Pricewatch on Dieting

Image from www.sxc.hu
Image from www.sxc.hu

Conor Pope tackles the subjects of diets today: a timely one, as this is the key time of the year for the diet industry, who will be hoping that we’re all looking for quick ways to shift some of that Christmas weight.  It’s a really good piece and cuts to the heart of the problem with diets: they’re unhealthy, expensive and don’t work.  There’s a lot of useful info in the article:

  • Lifestyle change (healtheir eating, more exercise) is the only thing that will bring about long-term change in your weight.
  • Diets stop working for most people after six months even if they stick to them.
  • Before embarking on any diet programme, consumers should find out the percentage of all participants who completed it, the percentage who had achieved various degrees of weight loss and the proportion of that weight loss that was maintained at one, three, and five years.

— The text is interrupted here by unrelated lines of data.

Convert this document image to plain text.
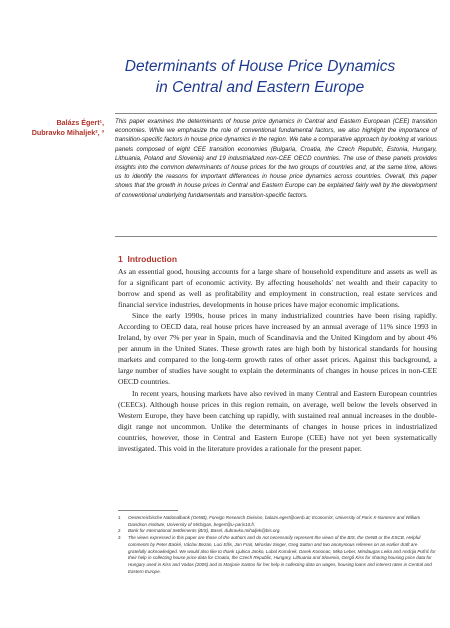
Determinants of House Price Dynamics
in Central and Eastern Europe
Balázs Égert¹,
Dubravko Mihaljek²‚ ³
This paper examines the determinants of house price dynamics in Central and Eastern European (CEE) transition economies. While we emphasize the role of conventional fundamental factors, we also highlight the importance of transition-specific factors in house price dynamics in the region. We take a comparative approach by looking at various panels composed of eight CEE transition economies (Bulgaria, Croatia, the Czech Republic, Estonia, Hungary, Lithuania, Poland and Slovenia) and 19 industrialized non-CEE OECD countries. The use of these panels provides insights into the common determinants of house prices for the two groups of countries and, at the same time, allows us to identify the reasons for important differences in house price dynamics across countries. Overall, this paper shows that the growth in house prices in Central and Eastern Europe can be explained fairly well by the development of conventional underlying fundamentals and transition-specific factors.
1 Introduction

As an essential good, housing accounts for a large share of household expenditure and assets as well as for a significant part of economic activity. By affecting households' net wealth and their capacity to borrow and spend as well as profitability and employment in construction, real estate services and financial service industries, developments in house prices have major economic implications.

Since the early 1990s, house prices in many industrialized countries have been rising rapidly. According to OECD data, real house prices have increased by an annual average of 11% since 1993 in Ireland, by over 7% per year in Spain, much of Scandinavia and the United Kingdom and by about 4% per annum in the United States. These growth rates are high both by historical standards for housing markets and compared to the long-term growth rates of other asset prices. Against this background, a large number of studies have sought to explain the determinants of changes in house prices in non-CEE OECD countries.

In recent years, housing markets have also revived in many Central and Eastern European countries (CEECs). Although house prices in this region remain, on average, well below the levels observed in Western Europe, they have been catching up rapidly, with sustained real annual increases in the double-digit range not uncommon. Unlike the determinants of changes in house prices in industrialized countries, however, those in Central and Eastern Europe (CEE) have not yet been systematically investigated. This void in the literature provides a rationale for the present paper.

1 Oesterreichische Nationalbank (OeNB), Foreign Research Division, balazs.egert@oenb.at; EconomiX, University of Paris X-Nanterre and William Davidson Institute, University of Michigan, begert@u-paris10.fr.

2 Bank for International Settlements (BIS), Basel, dubravko.mihaljek@bis.org.

3 The views expressed in this paper are those of the authors and do not necessarily represent the views of the BIS, the OeNB or the ESCB. Helpful comments by Peter Backé, Václav Bezan, Luci Ellis, Jan Frait, Miroslav Singer, Greg Sutton and two anonymous referees on an earlier draft are gratefully acknowledged. We would also like to thank Ljubica Janko, Lubol Komárek, Darek Kononac, Mika Leber, Mindaugas Leika and Andrija Pufrić for their help in collecting house price data for Croatia, the Czech Republic, Hungary, Lithuania and Slovenia, Gergő Kiss for sharing housing price data for Hungary used in Kiss and Vadas (2005) and to Marjorie Santos for her help in collecting data on wages, housing loans and interest rates in Central and Eastern Europe.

It’s really good to see a voice of reason on this topic. Dieting culture has gone bananas.  Never forget that it’s big business – the diet industry is worth over $50 billion a year in the US.  I feel it’s a feminist issue as well, as women are strongly encouraged by popular culture to have a dysfunctional relationship with food, and it starts from a really early age.   Crash diets only encourage this cycle of depriving yourself and then bingeing, and they also load every interaction with food with guilt or smugness.  All you need to know about losing weight is that you should eat healtheir and exercise more.  Now sign up to the CheapEats SuperDiet, where we tell you that advice every day and only charge you €9.99 each time!

What do you feel about diets?  Do you ever try them?